The Dutch constitution does not allow for morganatic marriages either. Since 1748 when the hereditary stadholderate was (re-)introduced for all the provinces of the Republic the only stipulation is that heirs need to marry with consent of the Estates General.
The marriages of Friso, Pieter-Christiaan and Floris are legal. Not that it would make any difference for their children. Even if Friso had not married Mabel and remained in line of succession their children would have had the same legal status (Dutch law does not make a difference between children born in or outside wedlock).
It would have been interesting to see how constitutional experts would have handled their place in line of succession. Any child recognised by the father is legitimate in the eyes of the law. Children can even force their father to recognise the child as his (example Hugo son of the Duke of Parma). Any child a woman bears is her legitimate offspring no matter if she is married or not. The constitutional articles around the marriages of the king and those in line of succession are still from a time that things were different and children born outside a marriage were not legitimate and women would not even dare to give birth unwed. Though princess Marianne of the Netherlands did so. She responded to her husband's extra marital affairs with finding love outside the marriage as well. When that resulted in a pregnancy the Prussian and Dutch courts rushed through a formal divorce and as her lover was still married she could not marry the father of her son. The boy died young but his parents stayed together for the rest of their life even though they never married. He wife refused to divorce and as a commoner such a marriage would not have been acceptable to the Estates-General.
Willem I was HM the King (of the Netherlands) and the Grand Duke of Luxembourg until his abdication. After the abdication he went by the style and title of HM King Willem Frederik, count of Nassau.
So he retained the title of King but no regnal number was used and the title count of Nassau was added to provide his second wife with a title. She could not be styled HM Queen Henriette so became the Countess of Nassau.
It's interesting how you pointed out examples of marriages which were illegal precisely because they were celebrated only religiously: I had not thought of King Leopold II using that as a loophole to Belgian law. I'm not sure about the second wife of King Willem I of the Netherlands, whom he married after abdicating the throne: unlike Queen Wilhelmina later on, he never adopted a lower title (e.g. Prince).
The late Prince Johan Friso also presents an unusual case, insofar as his marriage to Mabel Wisse-Smit was both legal and canonical, as he married in both civil and religious wedding ceremonies. But because he didn't receive parliamentary consent, the union is not dynastic. Still, nobody questions the legitimacy of his two daughters.

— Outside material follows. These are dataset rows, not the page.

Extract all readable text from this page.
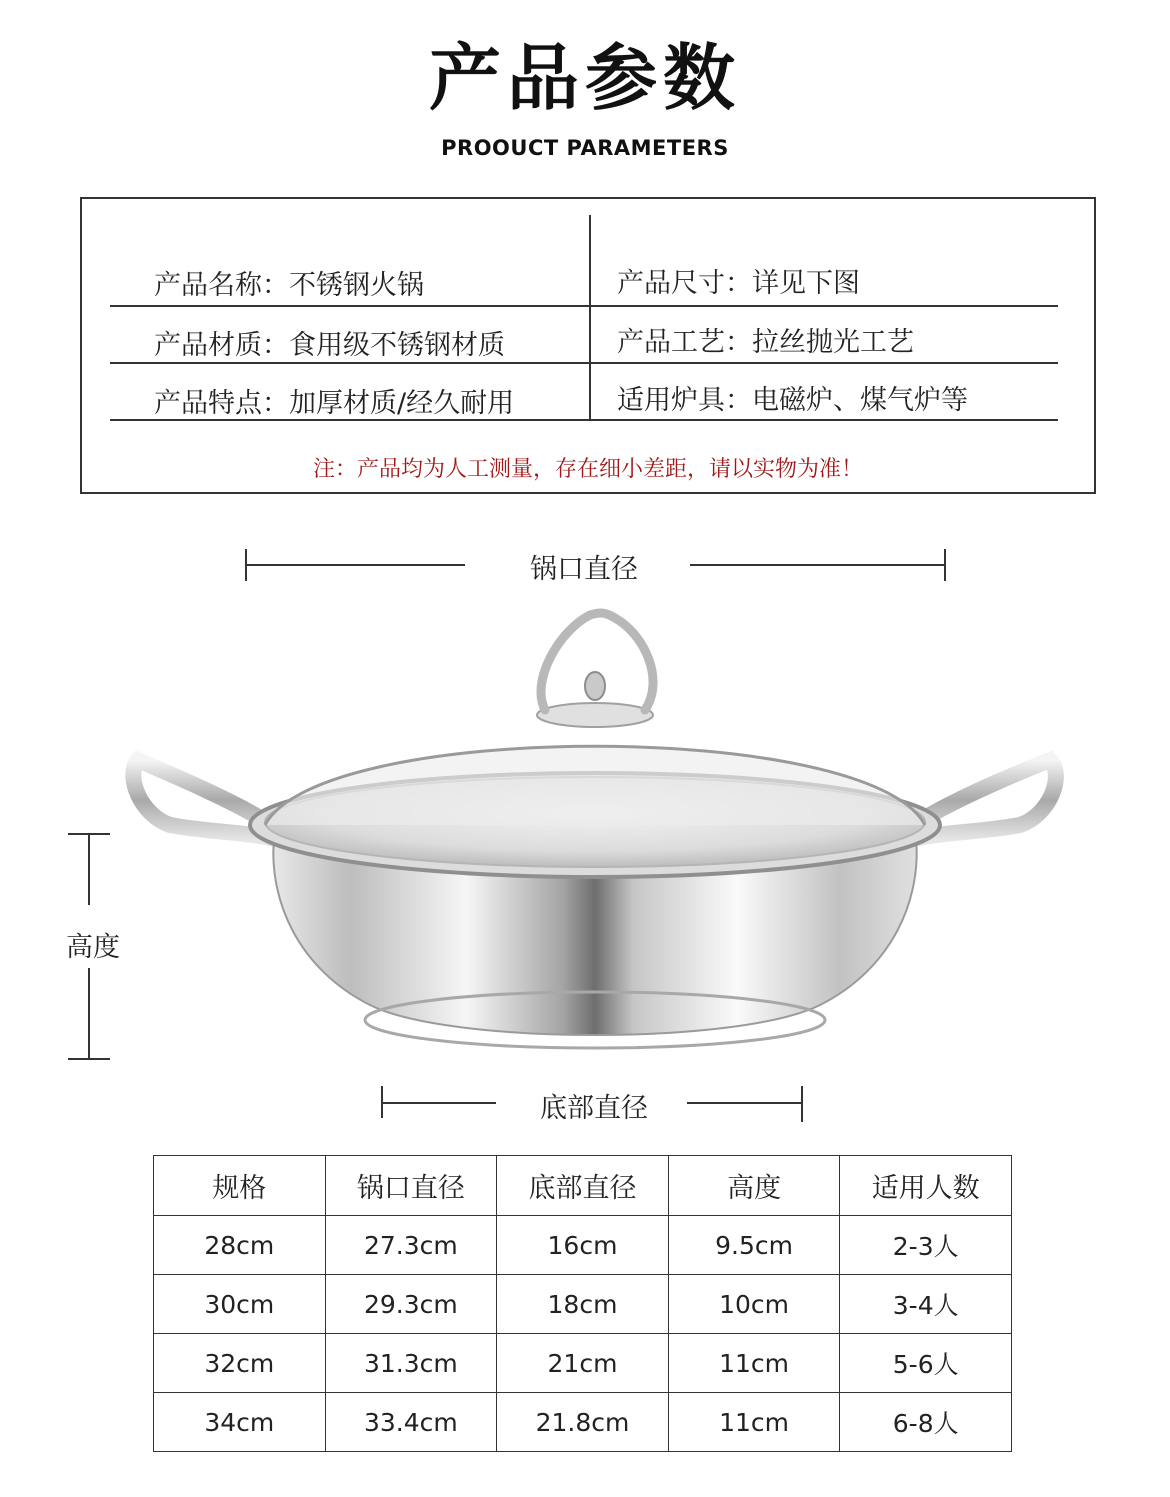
产品参数
PROOUCT PARAMETERS
产品名称：不锈钢火锅	产品尺寸：详见下图
产品材质：食用级不锈钢材质	产品工艺：拉丝抛光工艺
产品特点：加厚材质/经久耐用	适用炉具：电磁炉、煤气炉等
注：产品均为人工测量，存在细小差距，请以实物为准！
锅口直径
高度
底部直径
规格	锅口直径	底部直径	高度	适用人数
28cm	27.3cm	16cm	9.5cm	2-3人
30cm	29.3cm	18cm	10cm	3-4人
32cm	31.3cm	21cm	11cm	5-6人
34cm	33.4cm	21.8cm	11cm	6-8人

The children of Prince Augustus of Great Britain, Duke of Sussex (sixth son of King George III) were born to a religious marriage, insofar as their parents (their mother was Lady Augusta Murray) underwent a Church of England ceremony. But as the union was contracted in contravention to the 1772 Royal Marriages Act, they were deemed bastards for the purpose of succession. In fact, a strict interpretation of the law would have it that there was no legal marriage, period -- notwithstanding the fact that in the UK (as in Scandinavia and America), the clergy are authorized to perform marriages (civil ceremonies are not required by law).